Tu sais j’ai peur la nuit. Le jour ça va.
Il va y avoir ce festival. Tu trouves joli ce que je joue avec ma mandoline mais tu ne le diras pas. Et ce truc espagnol, est ce que ça va plaire ? J’ai le trac, le chien, j’ai le trac.
Tu écouteras, tu me diras.
Au festival, il y aura un chien, pas toi, un qui s’appelle Raymond, qui jongle avec des pommes rouges et vertes qui ne retombent jamais. Toi qui as nom Youki, tu ne diras pas que Raymond c’est un drôle de nom pour un chien, fût-il transfuge de classe et de banlieue chic.
Il y a des majorettes. Elles lancent leur bâton en l’air et quelque fois ce sont des pommes qui retombent ; elles les passent à une magicienne qui les coupe en deux et s’en fait des yeux et comme ça elle voit même la nuit. Elle voit si loin qu’elle peut savoir le temps qu’il a fait il y a trois jours partout dans le monde !
Peut-être qu’elle peut voir combien de temps il me reste à vivre…
Je suis très malade, j’ai peur que ça s’arrête, j’ai peur qu’il n’y ait plus rien. Plus rien, tu te rends compte.
Plus rien du tout et pour toujours. Tu te rends compte ? Tu vois ce que ça veut dire ? Moi pas. Je suis toute petite, j’ai dix ans, une vie à peine commencée.
Tu ne diras pas qu’il vaudrait mieux ne pas vieillir parce que c’est douloureux. Si on mourait tous à quinze ans, quel monde !
C’est bientôt, les 9 et 10 septembre 1906, ça se passera au casino dans une très grande pièce, avec un plafond très haut des guirlandes de feu j’ai peur, le chien, j’ai peur. Je jouerai de ma mandoline avec mes amis ; mes notes feront danser
tu ne danseras pas toi, tu regarderas tu écouteras tu me raconteras.

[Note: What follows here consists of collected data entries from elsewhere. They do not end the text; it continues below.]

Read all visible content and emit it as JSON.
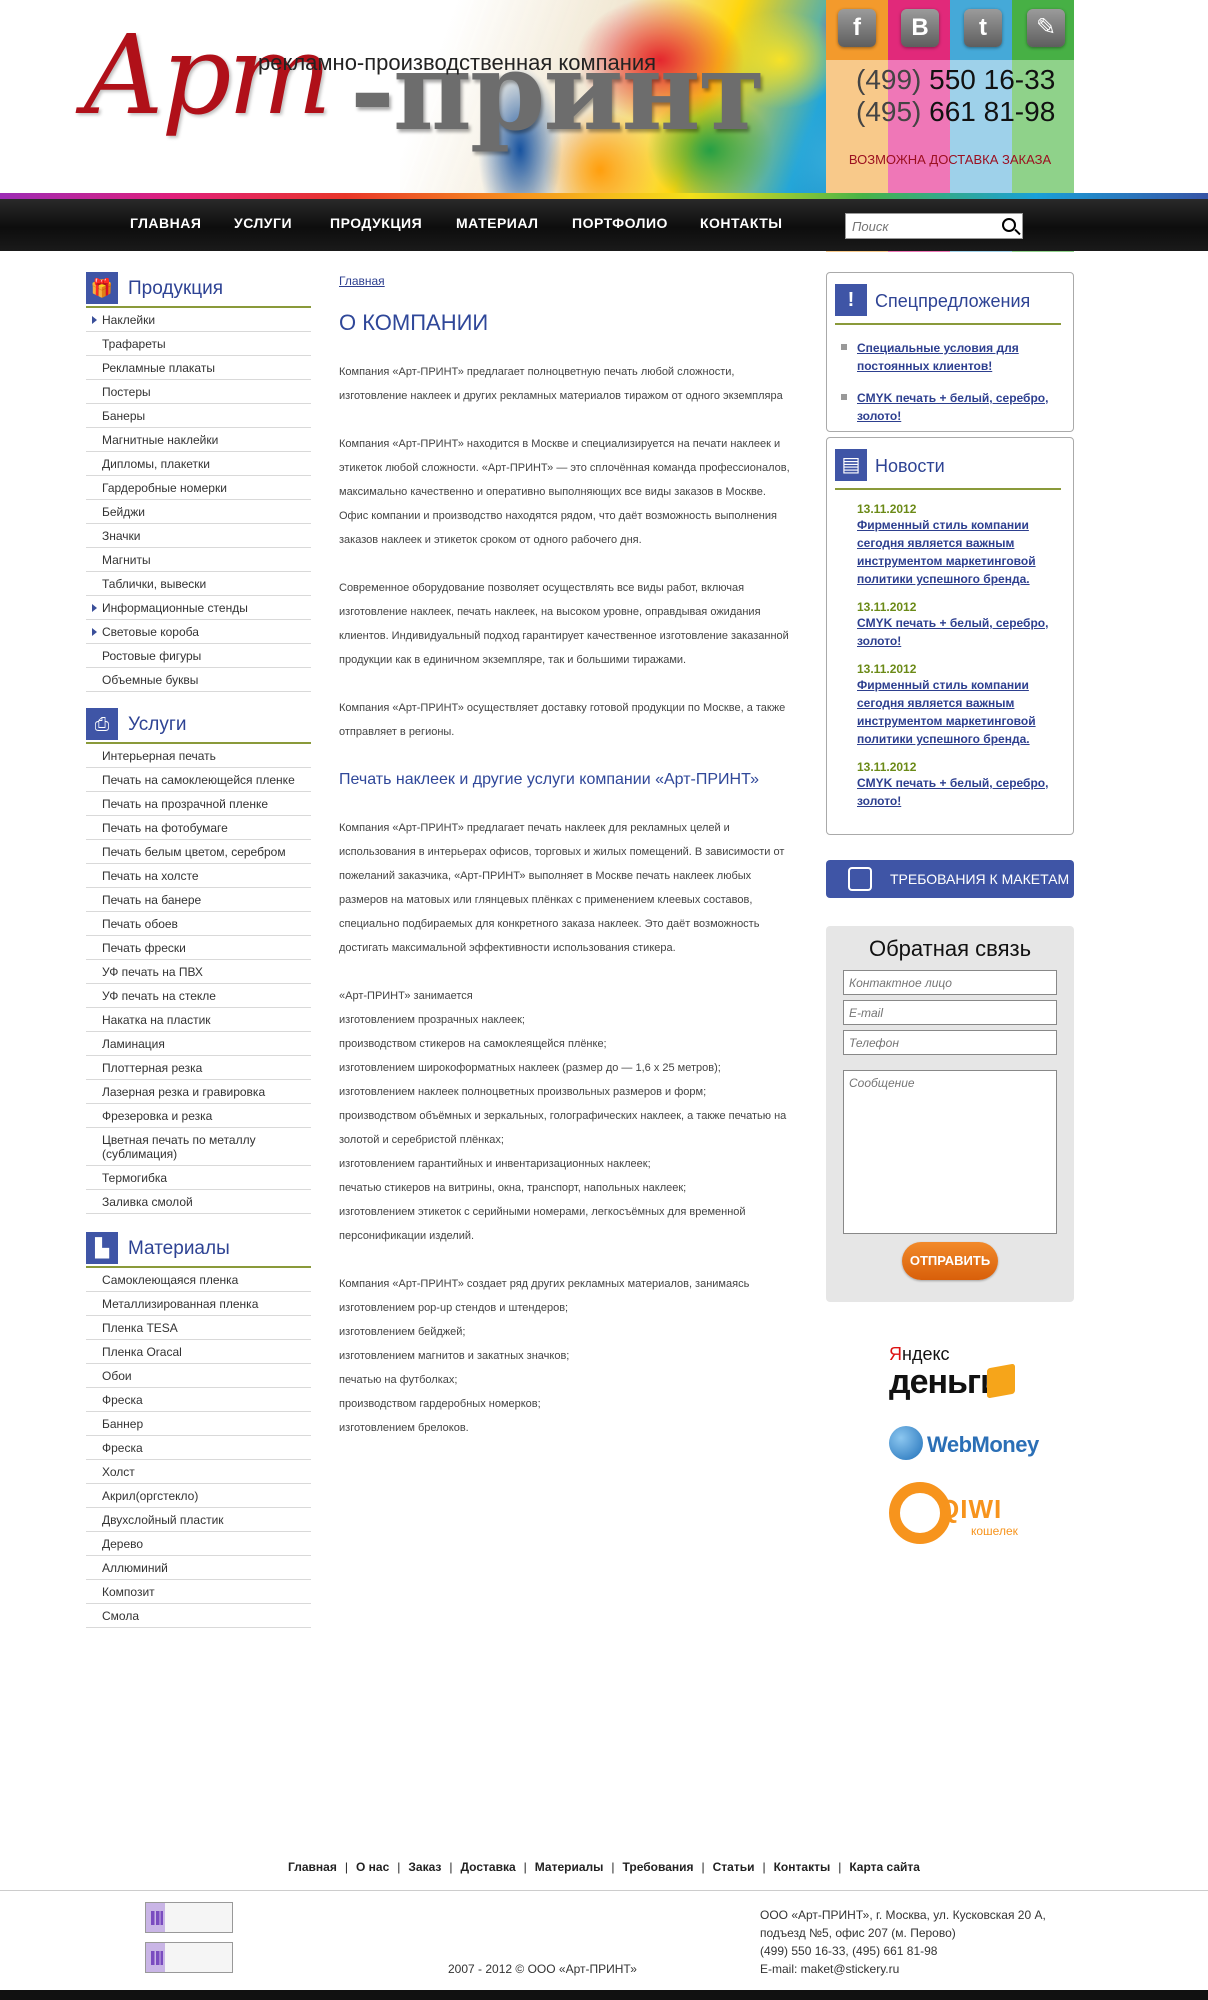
{
  "header": {
    "logo_script": "Арт",
    "logo_dash": "-принт",
    "tagline": "рекламно-производственная компания",
    "phones": [
      {
        "code": "(499)",
        "number": "550 16-33"
      },
      {
        "code": "(495)",
        "number": "661 81-98"
      }
    ],
    "delivery": "ВОЗМОЖНА ДОСТАВКА ЗАКАЗА",
    "social": [
      {
        "name": "facebook-icon",
        "glyph": "f"
      },
      {
        "name": "vkontakte-icon",
        "glyph": "B"
      },
      {
        "name": "twitter-icon",
        "glyph": "t"
      },
      {
        "name": "livejournal-icon",
        "glyph": "✎"
      }
    ],
    "search_placeholder": "Поиск",
    "nav": [
      "ГЛАВНАЯ",
      "УСЛУГИ",
      "ПРОДУКЦИЯ",
      "МАТЕРИАЛ",
      "ПОРТФОЛИО",
      "КОНТАКТЫ"
    ]
  },
  "sidebar": {
    "products": {
      "title": "Продукция",
      "items": [
        "Наклейки",
        "Трафареты",
        "Рекламные плакаты",
        "Постеры",
        "Банеры",
        "Магнитные наклейки",
        "Дипломы, плакетки",
        "Гардеробные номерки",
        "Бейджи",
        "Значки",
        "Магниты",
        "Таблички, вывески",
        "Информационные стенды",
        "Световые короба",
        "Ростовые фигуры",
        "Объемные буквы"
      ]
    },
    "services": {
      "title": "Услуги",
      "items": [
        "Интерьерная печать",
        "Печать на самоклеющейся пленке",
        "Печать на прозрачной пленке",
        "Печать на фотобумаге",
        "Печать белым цветом, серебром",
        "Печать на холсте",
        "Печать на банере",
        "Печать обоев",
        "Печать фрески",
        "УФ печать на ПВХ",
        "УФ печать на стекле",
        "Накатка на пластик",
        "Ламинация",
        "Плоттерная резка",
        "Лазерная резка и гравировка",
        "Фрезеровка и резка",
        "Цветная печать по металлу (сублимация)",
        "Термогибка",
        "Заливка смолой"
      ]
    },
    "materials": {
      "title": "Материалы",
      "items": [
        "Самоклеющаяся пленка",
        "Металлизированная пленка",
        "Пленка TESA",
        "Пленка Oracal",
        "Обои",
        "Фреска",
        "Баннер",
        "Фреска",
        "Холст",
        "Акрил(оргстекло)",
        "Двухслойный пластик",
        "Дерево",
        "Аллюминий",
        "Композит",
        "Смола"
      ]
    }
  },
  "main": {
    "breadcrumb": "Главная",
    "title": "О КОМПАНИИ",
    "p1": "Компания «Арт-ПРИНТ» предлагает полноцветную печать любой сложности, изготовление наклеек и других рекламных материалов тиражом от одного экземпляра",
    "p2": "Компания «Арт-ПРИНТ» находится в Москве и специализируется на печати наклеек и этикеток любой сложности. «Арт-ПРИНТ» — это сплочённая команда профессионалов, максимально качественно и оперативно выполняющих все виды заказов в Москве. Офис компании и производство находятся рядом, что даёт возможность выполнения заказов наклеек и этикеток сроком от одного рабочего дня.",
    "p3": "Современное оборудование позволяет осуществлять все виды работ, включая изготовление наклеек, печать наклеек, на высоком уровне, оправдывая ожидания клиентов. Индивидуальный подход гарантирует качественное изготовление заказанной продукции как в единичном экземпляре, так и большими тиражами.",
    "p4": "Компания «Арт-ПРИНТ» осуществляет доставку готовой продукции по Москве, а также отправляет в регионы.",
    "subtitle": "Печать наклеек и другие услуги компании «Арт-ПРИНТ»",
    "p5": "Компания «Арт-ПРИНТ» предлагает печать наклеек для рекламных целей и использования в интерьерах офисов, торговых и жилых помещений. В зависимости от пожеланий заказчика, «Арт-ПРИНТ» выполняет в Москве печать наклеек любых размеров на матовых или глянцевых плёнках с применением клеевых составов, специально подбираемых для конкретного заказа наклеек. Это даёт возможность достигать максимальной эффективности использования стикера.",
    "list1_intro": "«Арт-ПРИНТ» занимается",
    "list1": [
      "изготовлением прозрачных наклеек;",
      "производством стикеров на самоклеящейся плёнке;",
      "изготовлением широкоформатных наклеек (размер до — 1,6 х 25 метров);",
      "изготовлением наклеек полноцветных произвольных размеров и форм;",
      "производством объёмных и зеркальных, голографических наклеек, а также печатью на золотой и серебристой плёнках;",
      "изготовлением гарантийных и инвентаризационных наклеек;",
      "печатью стикеров на витрины, окна, транспорт, напольных наклеек;",
      "изготовлением этикеток с серийными номерами, легкосъёмных для временной персонификации изделий."
    ],
    "list2_intro": "Компания «Арт-ПРИНТ» создает ряд других рекламных материалов, занимаясь",
    "list2": [
      "изготовлением pop-up стендов и штендеров;",
      "изготовлением бейджей;",
      "изготовлением магнитов и закатных значков;",
      "печатью на футболках;",
      "производством гардеробных номерков;",
      "изготовлением брелоков."
    ]
  },
  "right": {
    "special": {
      "title": "Спецпредложения",
      "items": [
        "Специальные условия для постоянных клиентов!",
        "CMYK печать + белый, серебро, золото!"
      ]
    },
    "news": {
      "title": "Новости",
      "items": [
        {
          "date": "13.11.2012",
          "text": "Фирменный стиль компании сегодня является важным инструментом маркетинговой политики успешного бренда."
        },
        {
          "date": "13.11.2012",
          "text": "CMYK печать + белый, серебро, золото!"
        },
        {
          "date": "13.11.2012",
          "text": "Фирменный стиль компании сегодня является важным инструментом маркетинговой политики успешного бренда."
        },
        {
          "date": "13.11.2012",
          "text": "CMYK печать + белый, серебро, золото!"
        }
      ]
    },
    "requirements_button": "ТРЕБОВАНИЯ К МАКЕТАМ",
    "feedback": {
      "title": "Обратная связь",
      "contact_placeholder": "Контактное лицо",
      "email_placeholder": "E-mail",
      "phone_placeholder": "Телефон",
      "message_placeholder": "Сообщение",
      "send_label": "ОТПРАВИТЬ"
    },
    "payments": {
      "yandex_top_red": "Я",
      "yandex_top": "ндекс",
      "yandex_bottom": "деньги",
      "webmoney": "WebMoney",
      "qiwi": "QIWI",
      "qiwi_sub": "кошелек"
    }
  },
  "footer": {
    "links": [
      "Главная",
      "О нас",
      "Заказ",
      "Доставка",
      "Материалы",
      "Требования",
      "Статьи",
      "Контакты",
      "Карта сайта"
    ],
    "copyright": "2007 - 2012  © ООО «Арт-ПРИНТ»",
    "address": [
      "ООО «Арт-ПРИНТ», г. Москва, ул. Кусковская 20 А,",
      "подъезд №5, офис 207 (м. Перово)",
      "(499) 550 16-33, (495) 661 81-98",
      "E-mail: maket@stickery.ru"
    ]
  }
}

Je joue comme si c’était la dernière fois c’est la dernière fois. Je suis malade j’irai au sanatorium.
Tu aimes bien ma robe blanche à volants. Elle va bien avec mes beaux souliers avec les bandes argentées autour des mollets. Tu as mis ton costume de chien chic, celui quand tu marches sur les pattes de derrière, clochettes autour du cou. A nous deux on les emportera tous dans une sardane d’enfer.
Tu n’as pas dansé figé par trop de trac. Tu n’aboies rien, tu ne grognes rien. Ah j’entends tes clochettes, de plus en plus vite de plus en plus fort. Tu danses, Youki, tu tournes, tu souris, tu me sautes dans les bras
Tu n’as pas obéi à la consigne.
Vivre, le chien, vivre !
Le chien Raymond vient de Saint Leu la Forêt. Merci à sa maîtresse. L’apparition inattendue de la magicienne des pommes m’a fait rêver. Merci Catherine Serre.
Magique ! Belle découverte. Merci.
Magique ! Belle découverte. Merci.
Oui, je me dis que, déjà, faire vivre ou revivre des gens c’est magique alors autant qu’ils en profitent et que leurs vies réinventées soient féériques. Mais toi tu es magicienne aussi : ton message apparait en double ! Merci.
une histoire mystérieuse et très touchante avec une enfant et Youki, Raymond de saint Leu la forêt et des yeux en pommes de magicienne (j’y ai aussitôt pensé à Catherine et aussi à Kachtanka de Tchekhov: cette petite chienne qui se perd et se retrouve dans un cirque avec un chat une truie et une oie) Vivre! (et j’entends Tchekhov cette fois encore) Merci
Merci Nathalie. Je vais essayer de passer un peu de temps avec cette Kachtanka et, peut-être lui faire rencontrer Youki !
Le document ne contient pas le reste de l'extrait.